Bill stava per seguitare la conversazione, quando vide, nel nero muro di tenebre che gravava su di essi, dove ogni forma era indistinta, un paio d’occhi lucenti come brace. Egli li mostrò ad Enrico che a sua volta gliene mostrò un altro paio, e poi un terzo. Un cerchio d’occhi scintillanti li circondava. A tratti, un paio di quegli occhi si spostava, o spariva, per riapparire subito dopo.

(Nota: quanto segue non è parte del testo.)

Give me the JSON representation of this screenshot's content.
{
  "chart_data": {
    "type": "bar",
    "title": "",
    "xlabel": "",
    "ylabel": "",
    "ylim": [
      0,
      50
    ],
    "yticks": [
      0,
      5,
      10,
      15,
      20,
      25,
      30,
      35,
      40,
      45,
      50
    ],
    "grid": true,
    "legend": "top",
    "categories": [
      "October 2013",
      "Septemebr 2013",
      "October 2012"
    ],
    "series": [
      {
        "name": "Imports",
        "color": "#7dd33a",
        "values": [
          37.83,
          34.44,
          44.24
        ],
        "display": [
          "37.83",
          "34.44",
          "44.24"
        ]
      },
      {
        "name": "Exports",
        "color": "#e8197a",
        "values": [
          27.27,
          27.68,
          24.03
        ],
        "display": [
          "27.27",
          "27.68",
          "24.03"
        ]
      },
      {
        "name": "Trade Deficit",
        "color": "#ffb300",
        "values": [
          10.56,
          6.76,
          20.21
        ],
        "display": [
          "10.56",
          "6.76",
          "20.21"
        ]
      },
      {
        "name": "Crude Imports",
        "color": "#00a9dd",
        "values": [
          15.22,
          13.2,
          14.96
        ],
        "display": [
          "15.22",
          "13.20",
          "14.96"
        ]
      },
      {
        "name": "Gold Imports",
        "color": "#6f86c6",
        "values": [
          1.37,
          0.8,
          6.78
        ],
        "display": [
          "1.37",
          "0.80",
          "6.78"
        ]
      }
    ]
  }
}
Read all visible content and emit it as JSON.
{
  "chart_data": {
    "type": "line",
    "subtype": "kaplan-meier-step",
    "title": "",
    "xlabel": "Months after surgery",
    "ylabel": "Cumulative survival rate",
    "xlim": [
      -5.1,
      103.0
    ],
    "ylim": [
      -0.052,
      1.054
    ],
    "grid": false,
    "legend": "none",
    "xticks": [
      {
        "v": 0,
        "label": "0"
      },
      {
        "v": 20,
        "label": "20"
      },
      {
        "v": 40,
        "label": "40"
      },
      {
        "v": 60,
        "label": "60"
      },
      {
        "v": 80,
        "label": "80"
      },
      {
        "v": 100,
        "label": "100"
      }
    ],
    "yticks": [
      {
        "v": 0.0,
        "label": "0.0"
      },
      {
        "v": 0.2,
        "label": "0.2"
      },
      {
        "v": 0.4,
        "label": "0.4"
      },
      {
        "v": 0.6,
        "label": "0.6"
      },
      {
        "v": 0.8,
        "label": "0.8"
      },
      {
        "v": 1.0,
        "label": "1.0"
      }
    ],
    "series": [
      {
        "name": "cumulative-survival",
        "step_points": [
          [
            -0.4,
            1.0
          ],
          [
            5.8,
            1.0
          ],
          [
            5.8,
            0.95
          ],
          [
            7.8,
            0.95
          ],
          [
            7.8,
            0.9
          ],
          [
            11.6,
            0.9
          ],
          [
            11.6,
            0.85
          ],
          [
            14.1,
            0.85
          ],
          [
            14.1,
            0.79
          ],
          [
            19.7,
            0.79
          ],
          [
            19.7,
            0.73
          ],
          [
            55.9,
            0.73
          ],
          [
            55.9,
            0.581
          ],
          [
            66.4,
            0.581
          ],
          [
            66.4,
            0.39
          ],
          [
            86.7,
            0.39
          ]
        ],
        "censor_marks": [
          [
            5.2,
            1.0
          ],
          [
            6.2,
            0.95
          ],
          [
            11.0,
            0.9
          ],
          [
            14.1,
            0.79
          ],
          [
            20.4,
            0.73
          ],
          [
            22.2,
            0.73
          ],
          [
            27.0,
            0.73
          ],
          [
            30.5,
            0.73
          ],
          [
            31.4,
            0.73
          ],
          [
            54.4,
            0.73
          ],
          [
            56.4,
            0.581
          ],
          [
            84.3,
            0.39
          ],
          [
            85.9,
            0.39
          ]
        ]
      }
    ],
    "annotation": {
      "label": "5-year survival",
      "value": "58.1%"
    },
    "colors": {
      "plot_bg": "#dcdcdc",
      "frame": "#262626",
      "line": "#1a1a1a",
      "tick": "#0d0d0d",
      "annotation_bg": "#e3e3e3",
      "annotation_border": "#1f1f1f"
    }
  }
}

Il terrore dei cani aumentava: essi balzavano come pazzi di spavento attorno al fuoco, o andavano, strisciando, a rannicchiarsi tra le gambe dei due uomini, così che, fra quello scompiglio, uno di essi andò a finire nella fiamma e incominciò a lanciare urli di lamento, mentre l’aria si impregnava dell’odore di strinato del pelo. Questo trambusto fece disperdere il cerchio d’occhi, che si riformò appena l’incidente ebbe termine e i cani ridivennero tranquilli.

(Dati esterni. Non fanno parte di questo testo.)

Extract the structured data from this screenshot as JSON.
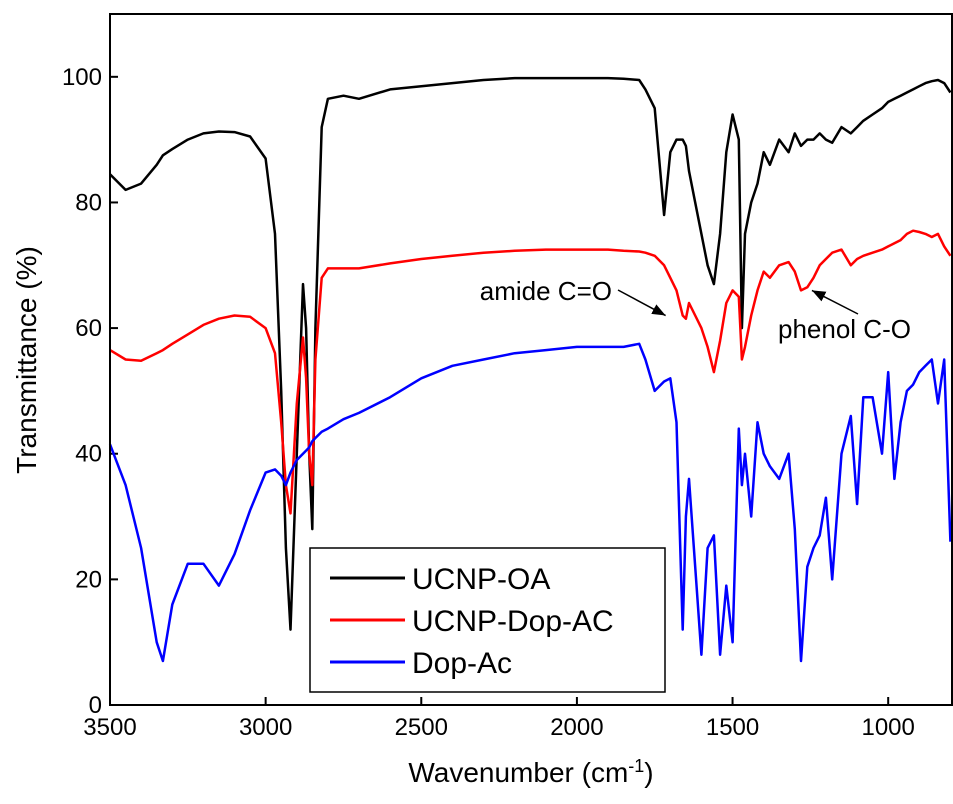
{
  "chart_data": {
    "type": "line",
    "x_label": {
      "text": "Wavenumber (cm",
      "superscript": "-1",
      "suffix": ")"
    },
    "y_label": "Transmittance (%)",
    "x": [
      3500,
      3450,
      3400,
      3350,
      3330,
      3300,
      3250,
      3200,
      3150,
      3100,
      3050,
      3000,
      2970,
      2950,
      2935,
      2920,
      2900,
      2880,
      2870,
      2860,
      2850,
      2840,
      2820,
      2800,
      2750,
      2700,
      2600,
      2500,
      2400,
      2300,
      2200,
      2100,
      2000,
      1900,
      1850,
      1800,
      1780,
      1750,
      1720,
      1700,
      1680,
      1660,
      1650,
      1640,
      1620,
      1600,
      1580,
      1560,
      1540,
      1520,
      1500,
      1480,
      1470,
      1460,
      1440,
      1420,
      1400,
      1380,
      1350,
      1320,
      1300,
      1280,
      1260,
      1240,
      1220,
      1200,
      1180,
      1150,
      1120,
      1100,
      1080,
      1050,
      1020,
      1000,
      980,
      960,
      940,
      920,
      900,
      880,
      860,
      840,
      820,
      800
    ],
    "series": [
      {
        "name": "UCNP-OA",
        "color": "#000000",
        "values": [
          84.5,
          82,
          83,
          86,
          87.5,
          88.5,
          90,
          91,
          91.3,
          91.2,
          90.5,
          87,
          75,
          50,
          25,
          12,
          40,
          67,
          60,
          40,
          28,
          60,
          92,
          96.5,
          97,
          96.5,
          98,
          98.5,
          99,
          99.5,
          99.8,
          99.8,
          99.8,
          99.8,
          99.7,
          99.5,
          98,
          95,
          78,
          88,
          90,
          90,
          89,
          85,
          80,
          75,
          70,
          67,
          75,
          88,
          94,
          90,
          60,
          75,
          80,
          83,
          88,
          86,
          90,
          88,
          91,
          89,
          90,
          90,
          91,
          90,
          89.5,
          92,
          91,
          92,
          93,
          94,
          95,
          96,
          96.5,
          97,
          97.5,
          98,
          98.5,
          99,
          99.3,
          99.5,
          99,
          97.5
        ]
      },
      {
        "name": "UCNP-Dop-AC",
        "color": "#ff0000",
        "values": [
          56.5,
          55,
          54.8,
          56,
          56.5,
          57.5,
          59,
          60.5,
          61.5,
          62,
          61.8,
          60,
          56,
          45,
          35,
          30.5,
          48,
          58.5,
          52,
          40,
          35,
          55,
          68,
          69.5,
          69.5,
          69.5,
          70.3,
          71,
          71.5,
          72,
          72.3,
          72.5,
          72.5,
          72.5,
          72.3,
          72.2,
          72,
          71.5,
          70,
          68,
          66,
          62,
          61.5,
          64,
          62,
          60,
          57,
          53,
          58,
          64,
          66,
          65,
          55,
          57,
          62,
          66,
          69,
          68,
          70,
          70.5,
          69,
          66,
          66.5,
          68,
          70,
          71,
          72,
          72.5,
          70,
          71,
          71.5,
          72,
          72.5,
          73,
          73.5,
          74,
          75,
          75.5,
          75.3,
          75,
          74.5,
          75,
          73,
          71.5
        ]
      },
      {
        "name": "Dop-Ac",
        "color": "#0000ff",
        "values": [
          41.5,
          35,
          25,
          10,
          7,
          16,
          22.5,
          22.5,
          19,
          24,
          31,
          37,
          37.5,
          36.5,
          35,
          37,
          39,
          40,
          40.5,
          41,
          42,
          42.5,
          43.5,
          44,
          45.5,
          46.5,
          49,
          52,
          54,
          55,
          56,
          56.5,
          57,
          57,
          57,
          57.5,
          55,
          50,
          51.5,
          52,
          45,
          12,
          30,
          36,
          22,
          8,
          25,
          27,
          8,
          19,
          10,
          44,
          35,
          40,
          30,
          45,
          40,
          38,
          36,
          40,
          28,
          7,
          22,
          25,
          27,
          33,
          20,
          40,
          46,
          32,
          49,
          49,
          40,
          53,
          36,
          45,
          50,
          51,
          53,
          54,
          55,
          48,
          55,
          26
        ]
      }
    ],
    "xlim": [
      3500,
      795
    ],
    "ylim": [
      0,
      110
    ],
    "xticks": [
      3500,
      3000,
      2500,
      2000,
      1500,
      1000
    ],
    "yticks": [
      0,
      20,
      40,
      60,
      80,
      100
    ],
    "legend": "lower center",
    "annotations": [
      {
        "text": "amide C=O",
        "xy": [
          1715,
          62
        ]
      },
      {
        "text": "phenol C-O",
        "xy": [
          1245,
          66
        ]
      }
    ]
  }
}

— È — fece Bill, — un’incresciosa e deplorevole condizione il trovarsi con poche munizioni.

Egli dato fondo alla sua pipa, aiutava il compagno a stendere, sui rami di abete ben disposti sulla neve, un letto di coperte e di pellicce.

Enrico borbottò mentre slacciava i suoi mocassini di pelle di daino.

— Dite un po’, Bill quante cartucce ci rimangono?